Penta or pentachlorophenol is a common preservative used for both residential and industrial lumber and was widely used on foundation pilings, laminated timbers, and fence posts. So even though it’s now used as a restricted pesticide, your wood might be subjected to it.
So if you don’t know the origin, age, and treatment of your recycled wood, don’t use it for your raised bed.
Pressure-Treated Recycled Wood
You should also avoid using recycled wood that was pressure-treated before 2004.
Before 2004, CCA (chromated copper arsenate) was used to treat wood for residential projects such as raised gardens, play structures, and decks. However, it was later found that CCA-treated wood leached arsenic into the soil. Plus, arsenic began accumulating in plants such as lettuce, tomatoes, and onions.
In 2003, EPA banned CCA-treated woods. So if the wood you have came from a residential structure like a deck or fence from before 2004, it’s not safe to use.
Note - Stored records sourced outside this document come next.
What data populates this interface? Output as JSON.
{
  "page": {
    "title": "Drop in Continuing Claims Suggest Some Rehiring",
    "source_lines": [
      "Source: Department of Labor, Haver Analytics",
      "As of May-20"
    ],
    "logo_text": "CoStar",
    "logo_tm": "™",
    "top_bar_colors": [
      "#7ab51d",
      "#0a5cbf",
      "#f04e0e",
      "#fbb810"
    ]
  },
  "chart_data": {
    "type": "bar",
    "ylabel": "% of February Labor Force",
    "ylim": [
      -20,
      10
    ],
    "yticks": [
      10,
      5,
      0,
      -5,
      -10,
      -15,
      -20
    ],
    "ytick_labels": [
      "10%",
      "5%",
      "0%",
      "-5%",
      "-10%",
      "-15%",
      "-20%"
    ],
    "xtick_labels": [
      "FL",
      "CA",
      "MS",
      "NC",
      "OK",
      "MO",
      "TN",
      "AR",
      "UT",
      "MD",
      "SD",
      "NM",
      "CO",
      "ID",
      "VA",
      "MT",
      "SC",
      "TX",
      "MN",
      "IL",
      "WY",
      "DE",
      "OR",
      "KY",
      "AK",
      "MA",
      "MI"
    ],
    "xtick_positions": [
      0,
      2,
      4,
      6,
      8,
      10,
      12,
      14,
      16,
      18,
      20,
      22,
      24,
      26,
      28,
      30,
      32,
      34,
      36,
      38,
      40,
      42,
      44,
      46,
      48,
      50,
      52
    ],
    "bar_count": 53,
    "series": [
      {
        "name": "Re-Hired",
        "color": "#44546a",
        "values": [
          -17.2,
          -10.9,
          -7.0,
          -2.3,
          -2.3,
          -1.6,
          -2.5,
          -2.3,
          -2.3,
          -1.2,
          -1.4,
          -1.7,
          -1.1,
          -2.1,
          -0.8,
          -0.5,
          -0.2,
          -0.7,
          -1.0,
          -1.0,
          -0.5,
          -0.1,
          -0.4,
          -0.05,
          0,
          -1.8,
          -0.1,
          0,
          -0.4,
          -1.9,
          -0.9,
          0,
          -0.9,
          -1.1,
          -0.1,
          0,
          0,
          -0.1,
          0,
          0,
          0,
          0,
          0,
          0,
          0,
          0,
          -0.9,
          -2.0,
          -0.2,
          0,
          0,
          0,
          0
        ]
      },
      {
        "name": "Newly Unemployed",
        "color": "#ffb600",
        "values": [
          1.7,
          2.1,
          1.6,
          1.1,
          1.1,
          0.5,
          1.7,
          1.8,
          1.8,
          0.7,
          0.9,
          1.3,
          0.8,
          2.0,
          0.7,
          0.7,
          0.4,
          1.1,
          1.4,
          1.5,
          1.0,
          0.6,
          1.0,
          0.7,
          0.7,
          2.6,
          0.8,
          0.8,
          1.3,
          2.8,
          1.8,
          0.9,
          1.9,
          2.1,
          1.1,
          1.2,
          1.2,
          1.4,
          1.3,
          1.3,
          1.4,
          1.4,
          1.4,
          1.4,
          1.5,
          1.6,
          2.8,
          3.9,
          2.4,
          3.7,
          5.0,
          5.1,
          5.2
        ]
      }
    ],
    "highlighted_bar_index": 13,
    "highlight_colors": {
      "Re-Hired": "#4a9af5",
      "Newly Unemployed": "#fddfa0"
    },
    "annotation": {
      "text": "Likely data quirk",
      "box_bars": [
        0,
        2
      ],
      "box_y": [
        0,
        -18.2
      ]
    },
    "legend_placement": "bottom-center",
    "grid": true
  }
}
Can You Use Pressure-Treated Wood for Raised Beds?
Lumber is pressure-treated to make it more decay and rot-resistant. The chemicals used on the wood repel bacteria, insects, fungi, and other things that find the garden environment hospitable. If left untreated, wood can decay within a few months of use, depending on the quality and type.
Since CCA is banned, preservatives like ACQ and CA are now used to treat residential lumber. Both compounds are safe to use in vegetable gardens. However, if the chemicals were cosmetically applied to the surface of the wood, then the wooden structure shouldn’t come into direct contact with the soil.
If wood is truly pressure-treated, the chemicals are equally distributed across the wood. You’ll also see a label that tells you it’s safe for ground contact. There are other benefits of pressure-treated lumber. It’s long-lasting, widely available, and relatively more economical than other hardier options.
Organic growers can’t use pressure-treated wood since it goes against the USDA Organic guidelines.